Notley Changemaker Interview: Matt Stephenson

We talked to Matt Stephenson, CEO & Co-founder of Code2College, a nonprofit on a mission to dramatically increase the number of minority and low-income high school students who enter and excel in STEM undergraduate majors and careers.

Matt Stephenson has always had a mind for helping out. 

Co-founder of Austin-based nonprofit Code2College, Matt explains that Church and family are where he developed his passion for service. He spent a great deal of his childhood working in his hometown church and that has had an indelible mark on his life. 

“Friday nights I was involved in my youth group, Saturday mornings, I was routinely preparing food in my church’s soup kitchen, Saturday nights I would help my mom prepare breakfast for the church and on Sundays I recorded each service from the sound booth,” he says. 

A first generation Jamican-American and first-generation college-student, Matt found success in school through coding and the economic opportunities it provided him. Thanks to the spirit of service instilled in him from childhood, his coding experience sparked a question — "How can I bring these critical skill sets to high-potential, low-access students who look like me?"

Matt continued to consider how he might be able to leverage his own technical skills and realize his deep passion for service. He spent some time working in finance, but this seed of an idea, to serve others through a STEM education lens, inevitably inspired a career pivot.

“It was probably around eight years later when I was graduating from Wharton when I started to shift into the Education sector.”

Naturally, after business school, Matt became a High School math teacher at a Title I high school. He spent four years in public education — with two years as an Educator and two years in school finance — before co-founding Code2College in 2016 with his wife. 

Education is one of the most complex and crucial of our nations’ public services; nuanced integration is just one way that Matt’s perspective challenges the status-quo. Code2College has folded into the tapestry of schools in over 20 cities across the nation — reinforcing these equity-based ideas, all while helping students grow their own interest in STEM. 

This isn’t the only form of curation provided to a Code2College student. Matt and his team have also been exploring approaches to describing their programs without deficit-based language. 

What is a deficit-based language? In education, it’s leading with a person’s disadvantages — AKA “at-risk”, “vulnerable”, “disenfranchised” — rather than their strengths, and without the proper context. 

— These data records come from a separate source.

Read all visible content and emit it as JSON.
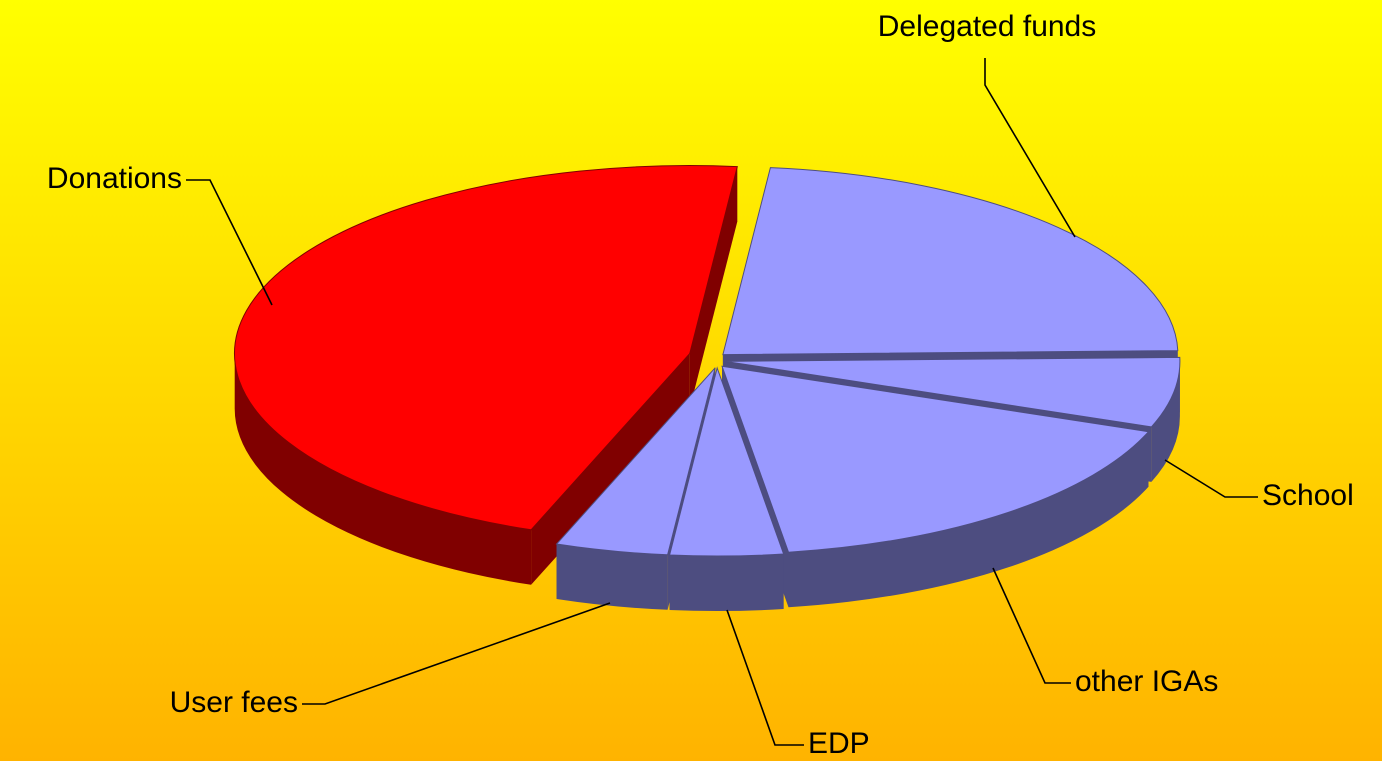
{
  "chart_data": {
    "type": "pie",
    "categories": [
      "Delegated funds",
      "School",
      "other IGAs",
      "EDP",
      "User fees",
      "Donations"
    ],
    "values": [
      23,
      6,
      17,
      4,
      4,
      46
    ],
    "colors": [
      "#9999ff",
      "#9999ff",
      "#9999ff",
      "#9999ff",
      "#9999ff",
      "#ff0000"
    ]
  }
}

Matt believes this can reinforce some problematic archetypes, particularly for students of color. Instead — he opts for strength-based language at Code2College, choosing to highlight the students’ abilities AND recognizing any systemic roots of their [disadvantages] in language and programming. 

Matt focuses on the students’ future trajectories and how they’ll view their own success. He asks, “How can we uplift [our students], what they're doing and how they're spending their time as opposed to focusing on the challenges that they will experience? You can absolutely talk about the challenges they'll experience and I do. But I do think that it’s troublesome to lead with that.”

We asked Matt how Code2College fits into a student’s education experience overall. “If there's a student who's taking computer science and they're like, ‘I want more, I need more. Give me [more]’; Code2College can offer rigorous technical education that isn’t otherwise offered in high school,” he says. “If a student is feeling reticent or feeling nervous about exploring coding, they can participate in Code2College and doing so means that after some success with us, that might compel them to pursue formal computer science education in school.”

Dedication from the Code2College team to achieving this type of equity, the kind that centers the student experience, has paid off.

Add to that, the fact that Code2College also places these high school students into paid, software engineering internships with global tech companies further accelerates their academic and career trajectories.